WHEN it was suggested by Official Theatre that I went to see Let it Be which is playing for a limited run at the Garrick Theatre, I must admit I was a little non-plussed as it is not usually the sort of show that I would rush to get tickets for.
I doubted that I would be interested in a musical about the Beatles, however wanting to be proved wrong I toddled off, wine in hand (of course) to enjoy a night at the theatre.
Let it Be unfortunately failed to enthuse me – although to be totally fair I think it is purely due to my own preferences rather than any fault of the production.
Whilst reading the programme before the show started I picked up that although all the performers had impressive backgrounds as musicians they seemed to have little acting experience.

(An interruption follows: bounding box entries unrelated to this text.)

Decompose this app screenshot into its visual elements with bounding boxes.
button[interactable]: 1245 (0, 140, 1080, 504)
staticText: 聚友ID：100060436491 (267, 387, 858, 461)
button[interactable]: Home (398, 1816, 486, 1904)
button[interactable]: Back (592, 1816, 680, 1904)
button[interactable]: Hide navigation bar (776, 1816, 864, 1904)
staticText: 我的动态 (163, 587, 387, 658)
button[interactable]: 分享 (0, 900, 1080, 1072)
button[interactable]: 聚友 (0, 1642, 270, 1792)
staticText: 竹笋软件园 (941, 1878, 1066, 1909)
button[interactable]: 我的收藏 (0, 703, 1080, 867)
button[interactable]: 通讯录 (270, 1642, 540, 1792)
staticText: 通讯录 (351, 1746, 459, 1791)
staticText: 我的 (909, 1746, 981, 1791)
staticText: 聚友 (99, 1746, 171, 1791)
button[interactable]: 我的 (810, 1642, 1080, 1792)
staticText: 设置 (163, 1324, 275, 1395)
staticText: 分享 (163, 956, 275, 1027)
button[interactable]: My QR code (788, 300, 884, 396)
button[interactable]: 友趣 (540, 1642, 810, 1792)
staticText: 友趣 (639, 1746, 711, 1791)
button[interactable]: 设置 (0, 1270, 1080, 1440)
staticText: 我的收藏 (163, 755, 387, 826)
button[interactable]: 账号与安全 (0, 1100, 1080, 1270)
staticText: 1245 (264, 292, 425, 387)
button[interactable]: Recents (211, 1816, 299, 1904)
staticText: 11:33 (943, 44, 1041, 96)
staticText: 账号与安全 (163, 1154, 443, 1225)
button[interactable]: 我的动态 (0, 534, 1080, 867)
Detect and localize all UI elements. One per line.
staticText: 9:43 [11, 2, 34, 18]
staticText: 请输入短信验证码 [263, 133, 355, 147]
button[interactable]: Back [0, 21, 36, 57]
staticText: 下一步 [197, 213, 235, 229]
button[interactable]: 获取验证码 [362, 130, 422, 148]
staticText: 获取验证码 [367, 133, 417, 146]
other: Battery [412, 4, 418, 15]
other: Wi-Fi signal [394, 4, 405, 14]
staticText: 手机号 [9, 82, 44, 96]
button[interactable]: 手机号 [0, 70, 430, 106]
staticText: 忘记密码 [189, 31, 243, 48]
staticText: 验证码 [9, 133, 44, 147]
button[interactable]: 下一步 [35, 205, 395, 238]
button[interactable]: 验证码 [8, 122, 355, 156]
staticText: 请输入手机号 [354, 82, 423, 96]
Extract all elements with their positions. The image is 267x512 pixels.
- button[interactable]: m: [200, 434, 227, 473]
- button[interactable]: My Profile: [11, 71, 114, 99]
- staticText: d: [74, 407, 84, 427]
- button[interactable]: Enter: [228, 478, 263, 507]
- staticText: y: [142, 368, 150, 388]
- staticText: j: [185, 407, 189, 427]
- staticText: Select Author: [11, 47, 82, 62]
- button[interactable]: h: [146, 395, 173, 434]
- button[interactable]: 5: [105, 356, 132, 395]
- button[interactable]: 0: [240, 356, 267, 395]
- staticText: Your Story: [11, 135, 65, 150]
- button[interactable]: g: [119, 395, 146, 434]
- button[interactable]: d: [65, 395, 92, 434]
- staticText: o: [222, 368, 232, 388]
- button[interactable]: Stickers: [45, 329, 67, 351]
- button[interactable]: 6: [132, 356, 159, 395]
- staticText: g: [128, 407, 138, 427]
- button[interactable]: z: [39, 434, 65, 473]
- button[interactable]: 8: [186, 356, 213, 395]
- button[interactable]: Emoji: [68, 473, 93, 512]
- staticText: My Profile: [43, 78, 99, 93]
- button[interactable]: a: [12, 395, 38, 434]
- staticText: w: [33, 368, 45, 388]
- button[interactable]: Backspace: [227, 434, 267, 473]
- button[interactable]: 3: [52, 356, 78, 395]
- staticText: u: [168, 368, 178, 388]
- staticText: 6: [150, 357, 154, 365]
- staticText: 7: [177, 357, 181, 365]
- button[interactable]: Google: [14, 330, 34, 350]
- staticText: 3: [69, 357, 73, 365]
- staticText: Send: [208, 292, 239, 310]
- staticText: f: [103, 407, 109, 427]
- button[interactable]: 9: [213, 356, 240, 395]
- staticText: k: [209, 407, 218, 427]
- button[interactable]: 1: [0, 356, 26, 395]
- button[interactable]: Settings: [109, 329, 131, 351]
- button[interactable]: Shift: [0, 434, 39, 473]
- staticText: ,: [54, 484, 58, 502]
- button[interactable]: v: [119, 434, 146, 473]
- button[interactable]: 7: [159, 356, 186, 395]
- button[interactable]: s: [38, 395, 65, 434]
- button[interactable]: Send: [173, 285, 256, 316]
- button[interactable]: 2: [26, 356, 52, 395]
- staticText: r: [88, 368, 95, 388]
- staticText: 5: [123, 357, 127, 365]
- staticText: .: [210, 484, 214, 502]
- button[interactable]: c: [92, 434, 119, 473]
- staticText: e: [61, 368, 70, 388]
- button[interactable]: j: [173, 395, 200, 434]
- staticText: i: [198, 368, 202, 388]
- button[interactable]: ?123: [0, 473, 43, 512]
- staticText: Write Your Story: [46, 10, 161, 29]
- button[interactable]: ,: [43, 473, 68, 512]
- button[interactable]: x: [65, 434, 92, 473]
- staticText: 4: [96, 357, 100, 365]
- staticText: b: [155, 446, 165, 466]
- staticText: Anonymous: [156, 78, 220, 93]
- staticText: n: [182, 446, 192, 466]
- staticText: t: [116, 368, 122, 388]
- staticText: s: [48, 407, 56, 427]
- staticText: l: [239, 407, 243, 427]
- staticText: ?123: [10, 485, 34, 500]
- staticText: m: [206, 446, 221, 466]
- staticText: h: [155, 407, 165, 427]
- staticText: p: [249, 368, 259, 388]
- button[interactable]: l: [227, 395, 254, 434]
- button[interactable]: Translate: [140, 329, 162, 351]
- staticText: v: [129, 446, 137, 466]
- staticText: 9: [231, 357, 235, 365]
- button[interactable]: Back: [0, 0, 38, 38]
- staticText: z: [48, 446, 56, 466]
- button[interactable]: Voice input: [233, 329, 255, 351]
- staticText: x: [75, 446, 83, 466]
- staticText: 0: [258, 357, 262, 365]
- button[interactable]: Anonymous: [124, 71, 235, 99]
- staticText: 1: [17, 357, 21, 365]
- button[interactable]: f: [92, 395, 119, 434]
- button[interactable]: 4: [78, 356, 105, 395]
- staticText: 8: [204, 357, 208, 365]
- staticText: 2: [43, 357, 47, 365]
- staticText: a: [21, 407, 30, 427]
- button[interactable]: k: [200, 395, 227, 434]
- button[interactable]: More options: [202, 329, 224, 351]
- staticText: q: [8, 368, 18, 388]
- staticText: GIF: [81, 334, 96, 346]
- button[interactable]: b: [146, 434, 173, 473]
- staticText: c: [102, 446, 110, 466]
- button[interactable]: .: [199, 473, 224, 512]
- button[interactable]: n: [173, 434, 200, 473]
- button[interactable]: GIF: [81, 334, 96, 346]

What I hadn’t appreciated was that that was exactly what is called for as Let it Be is purely a tribute show – and a good one at that – but it is certainly not a musical therefore in my view should not be billed as one.
Let it Be works chronologically through dozens of the Beatles’ songs with the occasional costume and set change linked with original ‘fan footage’ shown on TV screens.
Starting off in the Cavern Club and moving through to the colourful psychedelic Sergeant Pepper years (which was my highlight of the show) the first act contains hit after hit and yes we were up dancing and singing along and waving our arms (maybe that was something to do with the wine). It was great. The second act dragged in comparison. But nevertheless it was extremely good musically.
Stating the blindingly obvious, this is not a show for you if you are not a fan of the Beatles. Many, many of the audience were, so when I got bored watching the non-action on stage I watched how some of the audience reacted to the show, one woman in particular in front of me was absolutely enraptured. She got wildly excited at every intro and I am surprised her chair had any spring left.
Why though – and I shall NEVER understand this – were mobiles and recording equipment encouraged? The performers may not have been put off by the flashes but I certainly was. The Garrick was lit up like fireworks on the Fourth of July, and cameras being held up blocked people’s views. No, no, no!
Switch those phones off and watch – then remember the show.